Une question taraude Jan et finalement n’est-ce pas la question centrale : Est-ce excitant pour les élèves de lire et jouer Molière ? Les professeurs sont unanimes. Les pièces de Molière sont tellement difficiles que les élèves ne les lisent pas. Même si Tartuffe, les Précieuses ridicules ou l’Avare sont superficiellement connues de tous. Pire, une enseignante soupire : Les élèves ne savent pas lire la poésie. Il y a quelques années, au siècle dernier, la télévision diffusait 10 minutes de poésie tous les jours, cela donnait une habitude, mais aujourd’hui la poésie a disparu... Derrière ces questions sur Molière et sa vie active ou non dans les classes se profile un autre questionnement. Celui de la crainte d’un trop grand attachement aux textes et aux codes classiques.

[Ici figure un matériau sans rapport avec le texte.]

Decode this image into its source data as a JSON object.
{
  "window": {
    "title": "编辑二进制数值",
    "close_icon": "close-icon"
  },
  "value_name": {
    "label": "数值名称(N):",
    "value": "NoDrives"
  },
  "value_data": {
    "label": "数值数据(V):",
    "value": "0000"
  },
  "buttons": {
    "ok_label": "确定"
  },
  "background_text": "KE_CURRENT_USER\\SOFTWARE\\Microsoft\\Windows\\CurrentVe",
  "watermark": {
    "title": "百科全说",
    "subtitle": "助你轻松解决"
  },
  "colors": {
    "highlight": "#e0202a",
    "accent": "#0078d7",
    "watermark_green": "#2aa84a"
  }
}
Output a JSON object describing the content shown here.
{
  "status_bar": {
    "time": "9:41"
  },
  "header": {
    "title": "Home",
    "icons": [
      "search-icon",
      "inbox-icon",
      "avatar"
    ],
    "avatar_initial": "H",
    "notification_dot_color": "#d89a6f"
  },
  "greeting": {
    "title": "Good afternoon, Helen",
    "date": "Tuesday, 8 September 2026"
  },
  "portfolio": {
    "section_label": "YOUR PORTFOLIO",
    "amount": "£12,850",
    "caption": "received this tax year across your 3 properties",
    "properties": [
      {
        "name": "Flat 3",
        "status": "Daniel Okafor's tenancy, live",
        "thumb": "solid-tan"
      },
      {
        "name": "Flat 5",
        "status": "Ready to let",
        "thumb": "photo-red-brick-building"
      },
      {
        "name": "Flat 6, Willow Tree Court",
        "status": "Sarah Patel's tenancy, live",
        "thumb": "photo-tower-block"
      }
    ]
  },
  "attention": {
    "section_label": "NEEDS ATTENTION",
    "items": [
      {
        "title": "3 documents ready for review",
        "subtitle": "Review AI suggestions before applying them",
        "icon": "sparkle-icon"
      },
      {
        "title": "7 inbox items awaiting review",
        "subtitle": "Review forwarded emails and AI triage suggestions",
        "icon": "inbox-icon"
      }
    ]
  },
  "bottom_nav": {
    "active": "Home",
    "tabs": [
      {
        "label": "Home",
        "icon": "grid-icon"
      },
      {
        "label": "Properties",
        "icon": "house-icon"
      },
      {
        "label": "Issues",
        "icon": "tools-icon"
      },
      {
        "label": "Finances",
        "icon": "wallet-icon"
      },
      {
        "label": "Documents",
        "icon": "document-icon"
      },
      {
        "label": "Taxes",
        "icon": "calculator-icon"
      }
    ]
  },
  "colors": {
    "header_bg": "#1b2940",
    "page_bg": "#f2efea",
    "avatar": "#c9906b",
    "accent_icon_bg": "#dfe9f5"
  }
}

Pourtant la réécriture est un genre plein et entier depuis bien longtemps mais son principe fait toujours débat. Clara Pasekova s’interroge même sur le fait qu’il faudrait, peut-être, lire et jouer la pièce 10 sur 10 choisie par les élèves sans avoir expliqué auparavant qu’il s’agissait de la réécriture d’une pièce de Molière. Jan, fidèle à son habitude, modère : Considérons que nous parlons pour le plus souvent de classes de Français Langue Étrangère et non de classes de littérature. Nous parlons de l’apprentissage de la langue... Hélène Buisson, l’attachée de coopération pour le français à l’Institut français de Prague renchérit : Nous devons faire passer l’idée que ces pièces sont un fantastique moyen d’affimer que la langue française est vivante, en mouvement. Et que la contemporanéité n’enlève pas la complexité. Point final apporté par Rebecca Vaissermann, auteure française : il n’y a pas à craindre une opposition entre Molière et « aujourd’hui », puisque nous travaillons simplement à une transmission.